Nasional Sepak Bola Solo Karanganyar Klaten Sragen Boyolali Sukoharjo Wonogiri Entertainment Ekonomi Sport Opini Tekno&Oto Wisata&Kuliner Pendidikan

Mbah Jentit dan Wayang Kardus: Menyuarakan Jeritan Sawah dari Balik Sampah    

Antonius Christian • Minggu, 1 Februari 2026 | 16:51 WIB
Rus Hardjanto alias Mbah Jentit menyuarakan isu lingkungan lewat wayang kardus. (A Chrtistian/Radar Solo)
Rus Hardjanto alias Mbah Jentit menyuarakan isu lingkungan lewat wayang kardus. (A Chrtistian/Radar Solo)

RADARSOLO.COM - Wayang itu bernama Wayang Keong. Dalangnya, Rus Hardjanto, yang akrab disapa Mbah Jentit Sonokolo, bukan sosok yang sejak awal menapaki jalan pewayangan. Justru sebaliknya, perjalanan kreatifnya berangkat dari kegelisahan yang sangat membumi yaitu persoalan sampah.

Pada 2016, Mbah Jentit belum memikirkan wayang sama sekali. Ia lebih sibuk mengolah sampah kertas. Kertas-kertas bekas digiling hingga menjadi bubur, lalu dibentuk menjadi topeng. Baginya, daur ulang bukan sekadar aktivitas teknis, melainkan sikap hidup—cara manusia berdamai dengan sisa-sisa peradaban yang ia ciptakan sendiri.

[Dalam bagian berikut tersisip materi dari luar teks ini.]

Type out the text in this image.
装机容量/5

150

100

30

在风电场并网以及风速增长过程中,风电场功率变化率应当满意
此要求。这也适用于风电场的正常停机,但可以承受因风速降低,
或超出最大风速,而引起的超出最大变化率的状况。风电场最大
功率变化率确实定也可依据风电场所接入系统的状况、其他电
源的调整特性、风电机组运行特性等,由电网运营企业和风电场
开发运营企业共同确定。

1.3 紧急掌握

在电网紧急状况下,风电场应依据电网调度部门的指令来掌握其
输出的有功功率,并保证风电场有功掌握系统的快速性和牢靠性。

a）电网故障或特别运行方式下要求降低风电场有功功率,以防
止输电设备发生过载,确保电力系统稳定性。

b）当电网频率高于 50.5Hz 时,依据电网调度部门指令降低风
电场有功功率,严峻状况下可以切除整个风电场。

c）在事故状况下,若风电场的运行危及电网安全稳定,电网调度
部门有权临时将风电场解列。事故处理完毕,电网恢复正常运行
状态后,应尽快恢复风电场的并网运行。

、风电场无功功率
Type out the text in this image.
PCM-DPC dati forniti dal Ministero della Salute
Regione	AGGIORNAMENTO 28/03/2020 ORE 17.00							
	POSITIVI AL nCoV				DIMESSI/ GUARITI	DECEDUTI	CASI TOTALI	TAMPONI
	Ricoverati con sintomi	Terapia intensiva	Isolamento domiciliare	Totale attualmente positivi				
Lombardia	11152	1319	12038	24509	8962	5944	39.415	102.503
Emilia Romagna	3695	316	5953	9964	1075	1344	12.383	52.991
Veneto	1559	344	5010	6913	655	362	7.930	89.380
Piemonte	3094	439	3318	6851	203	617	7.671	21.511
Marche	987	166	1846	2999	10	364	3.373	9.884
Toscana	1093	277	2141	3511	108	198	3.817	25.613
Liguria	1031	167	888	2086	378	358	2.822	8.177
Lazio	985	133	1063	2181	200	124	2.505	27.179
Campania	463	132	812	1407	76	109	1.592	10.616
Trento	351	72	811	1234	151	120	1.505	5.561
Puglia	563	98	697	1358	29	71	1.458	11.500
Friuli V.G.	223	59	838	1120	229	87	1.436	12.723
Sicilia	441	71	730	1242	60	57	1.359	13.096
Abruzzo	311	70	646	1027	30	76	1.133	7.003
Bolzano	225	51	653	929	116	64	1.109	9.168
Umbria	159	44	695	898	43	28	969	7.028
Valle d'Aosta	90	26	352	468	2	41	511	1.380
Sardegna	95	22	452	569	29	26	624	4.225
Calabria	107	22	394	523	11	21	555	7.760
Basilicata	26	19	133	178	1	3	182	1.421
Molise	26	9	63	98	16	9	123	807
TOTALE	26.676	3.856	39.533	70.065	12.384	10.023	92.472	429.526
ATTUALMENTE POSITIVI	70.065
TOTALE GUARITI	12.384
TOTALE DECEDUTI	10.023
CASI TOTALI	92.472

“Awalnya itu saya tidak konsen ke wayang. Konsennya ke daur ulang sampah kertas. Saya giling jadi bubur kertas, lalu saya bentuk jadi topeng,” kenangnya.

Kesadaran artistik itu terus berproses, hingga akhirnya pada Oktober 2025, ia mulai melirik wayang sebagai medium tutur. Wayang dipilih bukan tanpa alasan. Wayang, bagi Mbah Jentit, adalah bahasa lama yang masih sangat relevan untuk menyampaikan kegelisahan zaman sekarang.

Alumni Fakultas Filsafat Universitas Gajah Mada (UGM) ini berpikir tentang material. Pilihannya jatuh pada kardus bekas—mudah ditemukan, murah, lentur dibentuk, dan sarat simbol tentang konsumsi serta limbah manusia modern.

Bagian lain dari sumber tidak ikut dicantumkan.